I don't think that it's impossible for people to understand the concept of uncertainty. But I think that it's been underemphasized in these predictions. Some dedicated scientific journalists actually do a very nice job, but for the most part the lay journalist doesn’t get it right. I sort of wish they didn’t present the mean at all; the mean presents a false sense of certainty. I think if they just said, “They predict between 300 to 2,000 cases,” and just left it at that, then maybe the reader would understand the inherent level of uncertainty here.
AG: Has the hardest part of your COVID experience been professional or personal?
RW: The most challenging part has been that I have my son Leo at home with me 100% of the time—while I'm trying to work more than I normally do, and my husband also is still trying to pretend to work full time. Leo turned four recently, our first pandemic birthday. We had a little party; I made fondue and brownies. Tomorrow, I turn 32, and we're going to have fondue. You may have noticed a trend at this point. [laughs] I can’t remember the last birthday I didn’t have fondue.
I’ll admit, it’s very hard doing work with Leo at home. I love him, but I also worry a lot about the schools getting opened and closed and what that means to him in terms of not having a routine. The school is still doing a half-hour meeting each day, but the hour changes every week, and my meeting schedule also tends to change.

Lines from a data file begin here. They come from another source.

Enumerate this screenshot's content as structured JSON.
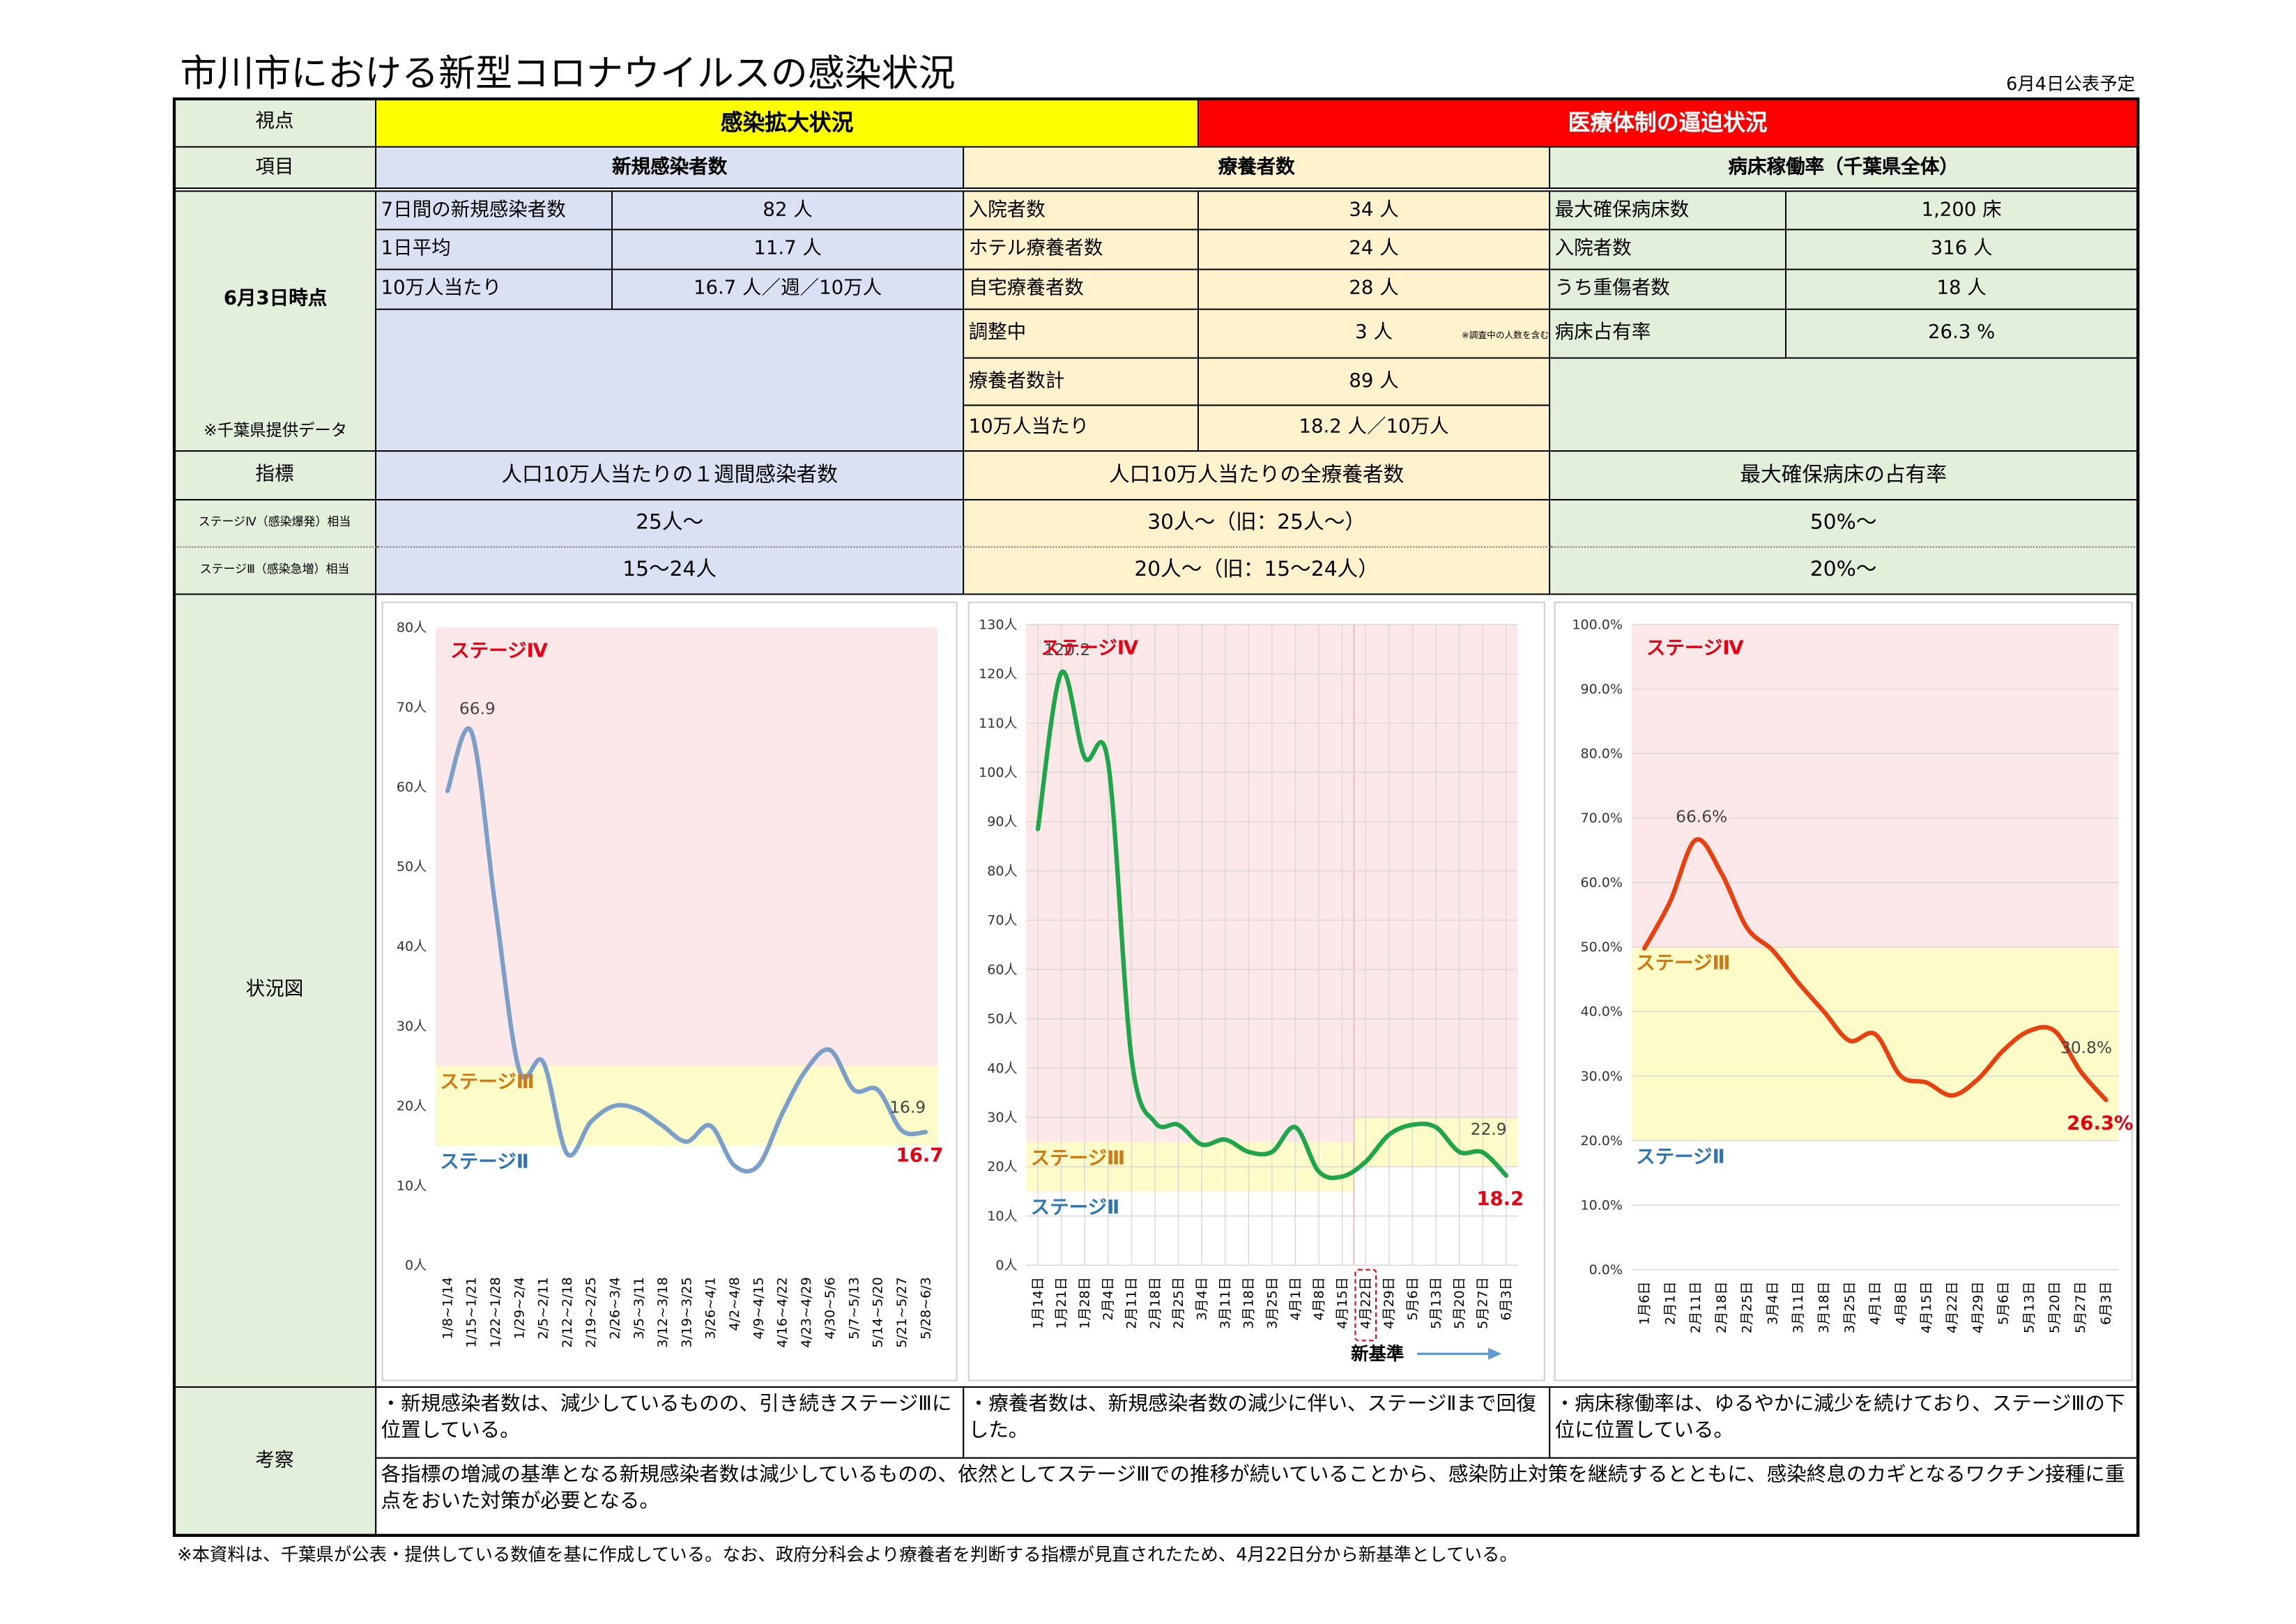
{
  "title": "市川市における新型コロナウイルスの感染状況",
  "publish_note": "6月4日公表予定",
  "table": {
    "perspective": {
      "label": "視点",
      "spread": "感染拡大状況",
      "medical": "医療体制の逼迫状況"
    },
    "item": {
      "label": "項目",
      "columns": [
        "新規感染者数",
        "療養者数",
        "病床稼働率（千葉県全体）"
      ]
    },
    "status": {
      "label": "6月3日時点",
      "source": "※千葉県提供データ",
      "note": "※調査中の人数を含む",
      "columns": [
        [
          [
            "7日間の新規感染者数",
            "82 人"
          ],
          [
            "1日平均",
            "11.7 人"
          ],
          [
            "10万人当たり",
            "16.7 人／週／10万人"
          ]
        ],
        [
          [
            "入院者数",
            "34 人"
          ],
          [
            "ホテル療養者数",
            "24 人"
          ],
          [
            "自宅療養者数",
            "28 人"
          ],
          [
            "調整中",
            "3 人"
          ],
          [
            "療養者数計",
            "89 人"
          ],
          [
            "10万人当たり",
            "18.2 人／10万人"
          ]
        ],
        [
          [
            "最大確保病床数",
            "1,200 床"
          ],
          [
            "入院者数",
            "316 人"
          ],
          [
            "うち重傷者数",
            "18 人"
          ],
          [
            "病床占有率",
            "26.3 %"
          ]
        ]
      ]
    },
    "indicator": {
      "label": "指標",
      "columns": [
        "人口10万人当たりの１週間感染者数",
        "人口10万人当たりの全療養者数",
        "最大確保病床の占有率"
      ]
    },
    "stage4": {
      "label": "ステージⅣ（感染爆発）相当",
      "columns": [
        "25人～",
        "30人～（旧：25人～）",
        "50%～"
      ]
    },
    "stage3": {
      "label": "ステージⅢ（感染急増）相当",
      "columns": [
        "15～24人",
        "20人～（旧：15～24人）",
        "20%～"
      ]
    },
    "chart_label": "状況図",
    "discussion": {
      "label": "考察",
      "columns": [
        "・新規感染者数は、減少しているものの、引き続きステージⅢに位置している。",
        "・療養者数は、新規感染者数の減少に伴い、ステージⅡまで回復した。",
        "・病床稼働率は、ゆるやかに減少を続けており、ステージⅢの下位に位置している。"
      ],
      "summary": "各指標の増減の基準となる新規感染者数は減少しているものの、依然としてステージⅢでの推移が続いていることから、感染防止対策を継続するとともに、感染終息のカギとなるワクチン接種に重点をおいた対策が必要となる。"
    }
  },
  "footnote": "※本資料は、千葉県が公表・提供している数値を基に作成している。なお、政府分科会より療養者を判断する指標が見直されたため、4月22日分から新基準としている。",
  "chart_data": [
    {
      "type": "line",
      "color": "#7b9fc9",
      "grid": "none",
      "highlight_last": true,
      "highlight_color": "#e60012",
      "labeled": [
        1,
        19,
        20
      ],
      "categories": [
        "1/8~1/14",
        "1/15~1/21",
        "1/22~1/28",
        "1/29~2/4",
        "2/5~2/11",
        "2/12~2/18",
        "2/19~2/25",
        "2/26~3/4",
        "3/5~3/11",
        "3/12~3/18",
        "3/19~3/25",
        "3/26~4/1",
        "4/2~4/8",
        "4/9~4/15",
        "4/16~4/22",
        "4/23~4/29",
        "4/30~5/6",
        "5/7~5/13",
        "5/14~5/20",
        "5/21~5/27",
        "5/28~6/3"
      ],
      "values": [
        59.5,
        66.9,
        45,
        24.5,
        25.5,
        14,
        18,
        20,
        19.5,
        17.5,
        15.5,
        17.5,
        12.5,
        12.5,
        19,
        24.5,
        27,
        22,
        22,
        16.9,
        16.7
      ],
      "ylim": [
        0,
        80
      ],
      "yticks": [
        {
          "value": 0,
          "label": "0人"
        },
        {
          "value": 10,
          "label": "10人"
        },
        {
          "value": 20,
          "label": "20人"
        },
        {
          "value": 30,
          "label": "30人"
        },
        {
          "value": 40,
          "label": "40人"
        },
        {
          "value": 50,
          "label": "50人"
        },
        {
          "value": 60,
          "label": "60人"
        },
        {
          "value": 70,
          "label": "70人"
        },
        {
          "value": 80,
          "label": "80人"
        }
      ],
      "bands": [
        {
          "name": "ステージⅣ",
          "from": 25,
          "to": 80,
          "fill": "#fce8e8",
          "color": "#e60012"
        },
        {
          "name": "ステージⅢ",
          "from": 15,
          "to": 25,
          "fill": "#fdfbc8",
          "color": "#d2790f"
        }
      ],
      "stage2": {
        "name": "ステージⅡ",
        "color": "#2e75b6"
      }
    },
    {
      "type": "line",
      "color": "#1fa54a",
      "grid": "both",
      "highlight_last": true,
      "highlight_color": "#e60012",
      "labeled": [
        1,
        19,
        20
      ],
      "categories": [
        "1月14日",
        "1月21日",
        "1月28日",
        "2月4日",
        "2月11日",
        "2月18日",
        "2月25日",
        "3月4日",
        "3月11日",
        "3月18日",
        "3月25日",
        "4月1日",
        "4月8日",
        "4月15日",
        "4月22日",
        "4月29日",
        "5月6日",
        "5月13日",
        "5月20日",
        "5月27日",
        "6月3日"
      ],
      "values": [
        88.5,
        120.2,
        103,
        102,
        42,
        29,
        28.5,
        24.5,
        25.5,
        23,
        23,
        28,
        19,
        18,
        21,
        26.5,
        28.5,
        28,
        23,
        22.9,
        18.2
      ],
      "ylim": [
        0,
        130
      ],
      "yticks": [
        {
          "value": 0,
          "label": "0人"
        },
        {
          "value": 10,
          "label": "10人"
        },
        {
          "value": 20,
          "label": "20人"
        },
        {
          "value": 30,
          "label": "30人"
        },
        {
          "value": 40,
          "label": "40人"
        },
        {
          "value": 50,
          "label": "50人"
        },
        {
          "value": 60,
          "label": "60人"
        },
        {
          "value": 70,
          "label": "70人"
        },
        {
          "value": 80,
          "label": "80人"
        },
        {
          "value": 90,
          "label": "90人"
        },
        {
          "value": 100,
          "label": "100人"
        },
        {
          "value": 110,
          "label": "110人"
        },
        {
          "value": 120,
          "label": "120人"
        },
        {
          "value": 130,
          "label": "130人"
        }
      ],
      "bands": [
        {
          "name": "ステージⅣ",
          "from": 25,
          "to": 130,
          "fill": "#fce8e8",
          "color": "#e60012"
        },
        {
          "name": "ステージⅢ",
          "from": 15,
          "to": 25,
          "fill": "#fdfbc8",
          "color": "#d2790f"
        }
      ],
      "stage2": {
        "name": "ステージⅡ",
        "color": "#2e75b6"
      },
      "new_standard": {
        "index": 14,
        "label": "新基準",
        "bands": [
          {
            "from": 30,
            "to": 130
          },
          {
            "from": 20,
            "to": 30
          }
        ]
      }
    },
    {
      "type": "line",
      "color": "#e8400f",
      "grid": "y",
      "highlight_last": true,
      "highlight_color": "#e60012",
      "categories": [
        "1月6日",
        "2月1日",
        "2月11日",
        "2月18日",
        "2月25日",
        "3月4日",
        "3月11日",
        "3月18日",
        "3月25日",
        "4月1日",
        "4月8日",
        "4月15日",
        "4月22日",
        "4月29日",
        "5月6日",
        "5月13日",
        "5月20日",
        "5月27日",
        "6月3日"
      ],
      "values": [
        49.8,
        57,
        66.6,
        61.5,
        53,
        49.5,
        44.5,
        40,
        35.5,
        36.5,
        30,
        29,
        27,
        29.5,
        34,
        37,
        37,
        30.8,
        26.3
      ],
      "value_labels": [
        null,
        null,
        "66.6%",
        null,
        null,
        null,
        null,
        null,
        null,
        null,
        null,
        null,
        null,
        null,
        null,
        null,
        null,
        "30.8%",
        "26.3%"
      ],
      "ylim": [
        0,
        100
      ],
      "yticks": [
        {
          "value": 0,
          "label": "0.0%"
        },
        {
          "value": 10,
          "label": "10.0%"
        },
        {
          "value": 20,
          "label": "20.0%"
        },
        {
          "value": 30,
          "label": "30.0%"
        },
        {
          "value": 40,
          "label": "40.0%"
        },
        {
          "value": 50,
          "label": "50.0%"
        },
        {
          "value": 60,
          "label": "60.0%"
        },
        {
          "value": 70,
          "label": "70.0%"
        },
        {
          "value": 80,
          "label": "80.0%"
        },
        {
          "value": 90,
          "label": "90.0%"
        },
        {
          "value": 100,
          "label": "100.0%"
        }
      ],
      "bands": [
        {
          "name": "ステージⅣ",
          "from": 50,
          "to": 100,
          "fill": "#fce8e8",
          "color": "#e60012"
        },
        {
          "name": "ステージⅢ",
          "from": 20,
          "to": 50,
          "fill": "#fdfbc8",
          "color": "#d2790f"
        }
      ],
      "stage2": {
        "name": "ステージⅡ",
        "color": "#2e75b6"
      }
    }
  ]
}
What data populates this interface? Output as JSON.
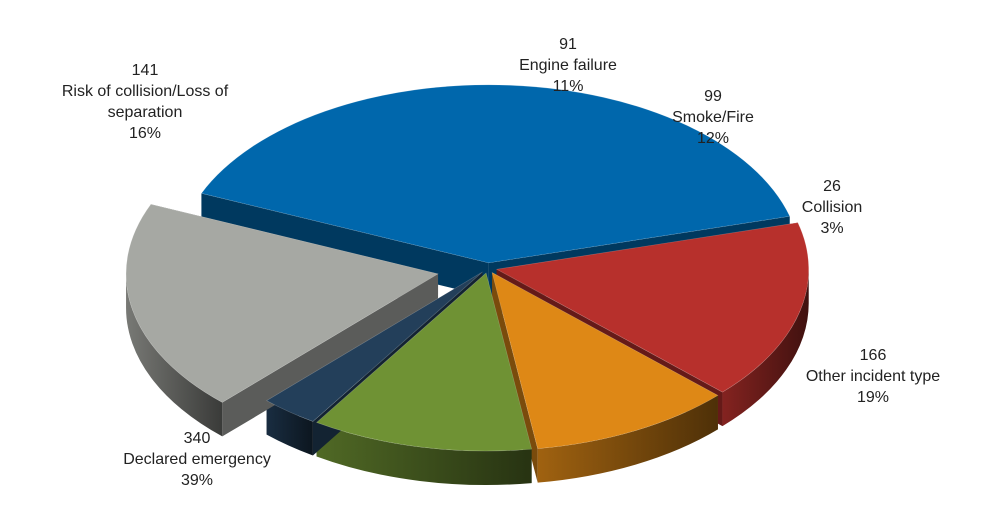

When his school shut down, and they said, “We're going to close for two weeks intially,” I said, “Well, that's a laugh. It's gonna be at least three months.” I knew that going in.
But also it’s meant that I have a greater appreciation for just how difficult it is to predict what's going to happen, even once you have very few cases—if we ever get to that point. Or, I should say, we'll get to that point eventually. One way or another, we'll get there.
This interview has been edited for length and clarity.